II) 2.1) Comme il est indiqué dans le rapport, « Il y a 2 inconvénients à utiliser des indicateurs [69] dans un indice [dont le « Global talent competition index », qui les embrasse tous, où la France est classée 19ème] : des doutes sur la méthode pour dériver un score unique et le risque de dédoubler des indicateurs ».

Mais la sélection d’indicateurs reconnus et transparents sur leur méthodologie, provenant d’autres organismes, ne suffit pas à résoudre le problème de soupage. Parmi les 69 indicateurs : « stabilité politique », « taille du marché du cloud / PIB »[p. 287…]. Pas très éclairant pour la moindre politique publique…ou stratégie privée.

2.2) 4 « piliers » : « Stimuler » (« réglementation », « marché du travail »…), « Attirer » (intégration dans les flux financiers mondiaux, « stock d’immigrés », « tolérance des minorités »…), « Cultiver » (dépenses d’enseignement supérieur, « usage des réseaux sociaux »…), « Retenir » (protection sociale, nombre de médecins…) sont censés déterminer 2 piliers résultants (« output ») : « Compétences professionnelles et techniques » (« Productivité du travail », « Employabilité »…) et « Compétences et savoirs généraux » (« Compétences digitales », « Exportations à forte valeur ajoutée »…).
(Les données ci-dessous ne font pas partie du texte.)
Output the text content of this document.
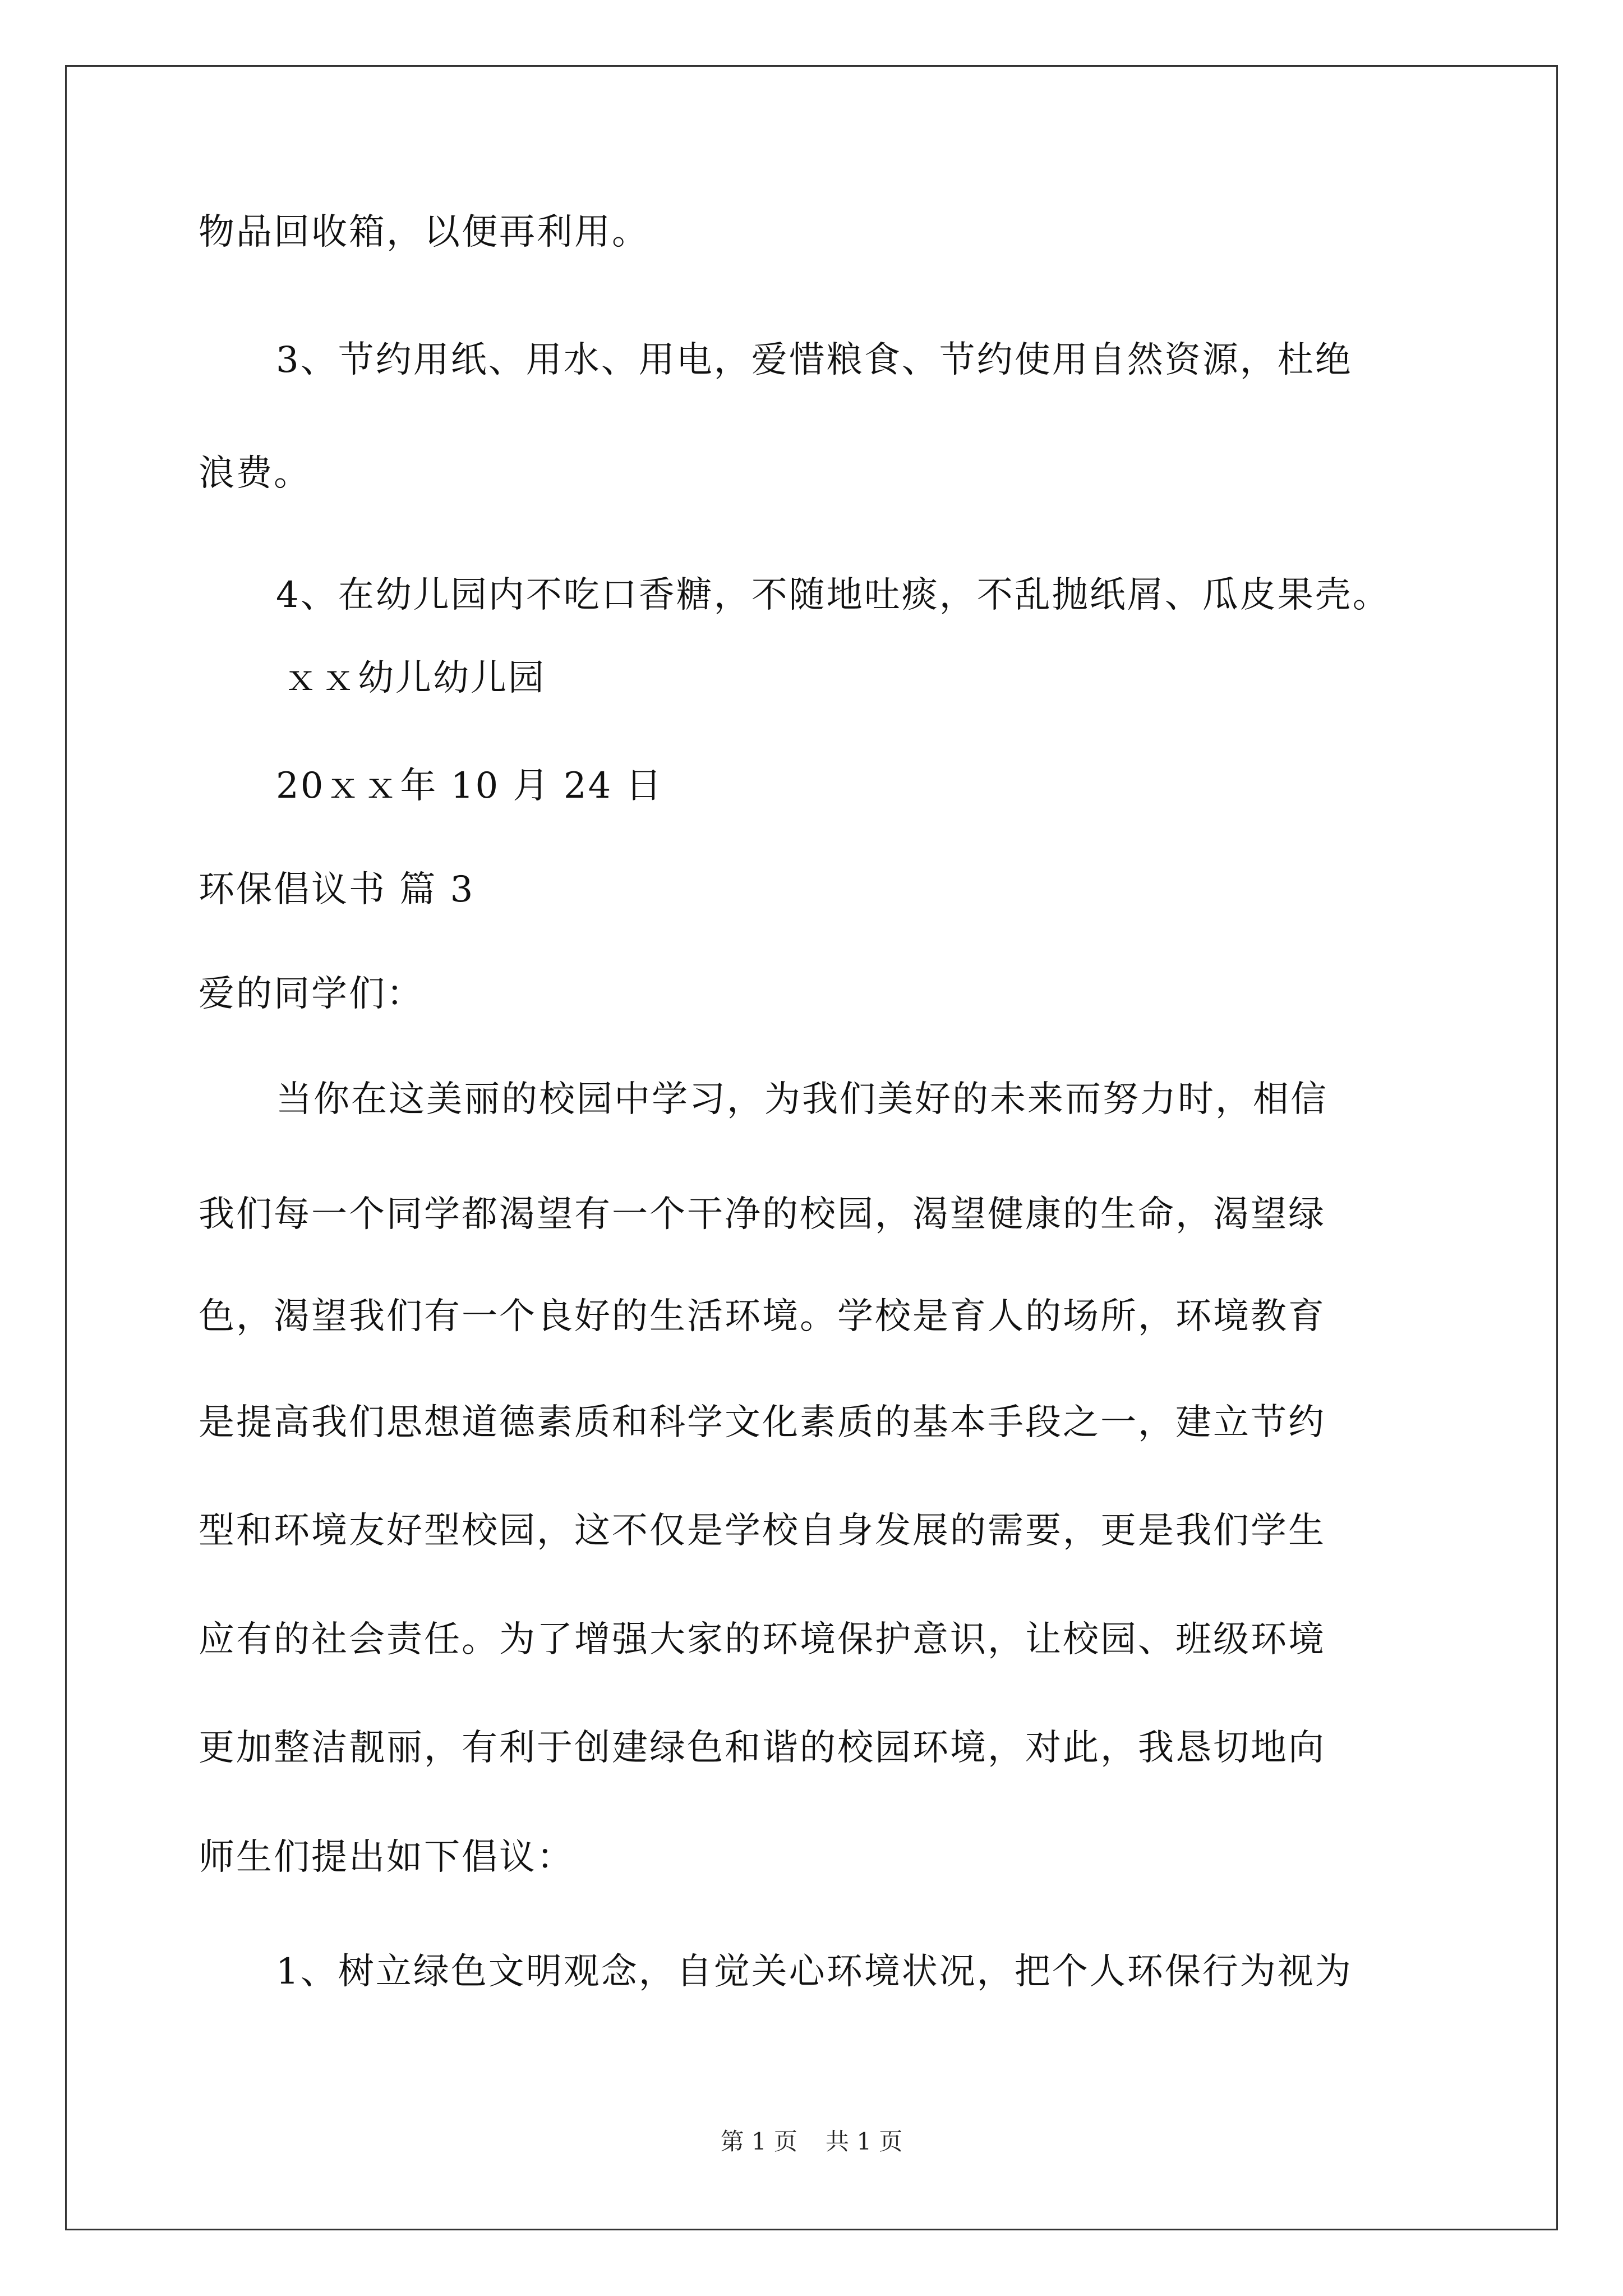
物品回收箱，以便再利用。
3、节约用纸、用水、用电，爱惜粮食、节约使用自然资源，杜绝
浪费。
4、在幼儿园内不吃口香糖，不随地吐痰，不乱抛纸屑、瓜皮果壳。
ｘｘ幼儿幼儿园
20ｘｘ年 10 月 24 日
环保倡议书 篇 3
爱的同学们：
当你在这美丽的校园中学习，为我们美好的未来而努力时，相信
我们每一个同学都渴望有一个干净的校园，渴望健康的生命，渴望绿
色，渴望我们有一个良好的生活环境。学校是育人的场所，环境教育
是提高我们思想道德素质和科学文化素质的基本手段之一，建立节约
型和环境友好型校园，这不仅是学校自身发展的需要，更是我们学生
应有的社会责任。为了增强大家的环境保护意识，让校园、班级环境
更加整洁靓丽，有利于创建绿色和谐的校园环境，对此，我恳切地向
师生们提出如下倡议：
1、树立绿色文明观念，自觉关心环境状况，把个人环保行为视为
第 1 页 共 1 页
Il y a même des tableaux avec des ratios « input » / « output ». Les maths mènent à tout, direz-vous.

2.3) La France serait donc 25ème sur 134 pour « Attirer ». Mais malgré sa 7ème position pour « Cultiver », étrangement équivalente à celle de son PIB 2022 :), qui est certainement plus importante par rapport aux critères sous-jacents, où l’on trouve aussi la formation continue, l’enseignement des affaires…, l’orientation de l’étude la place aux 25ème et 21ème pour le « résultat » (« output ») , soit les « Compétences professionnelles et techniques » et « Compétences et savoirs généraux » [p. 29].

On peut sourire de la recommandation : « Une plus grande inclusion sociale améliorerait sa performance dans le pilier d’ouverture interne et ainsi stimuler celle du pilier Attirer… ». Ce n’est peut-être pas le but ultime de l’« inclusion sociale » en fait.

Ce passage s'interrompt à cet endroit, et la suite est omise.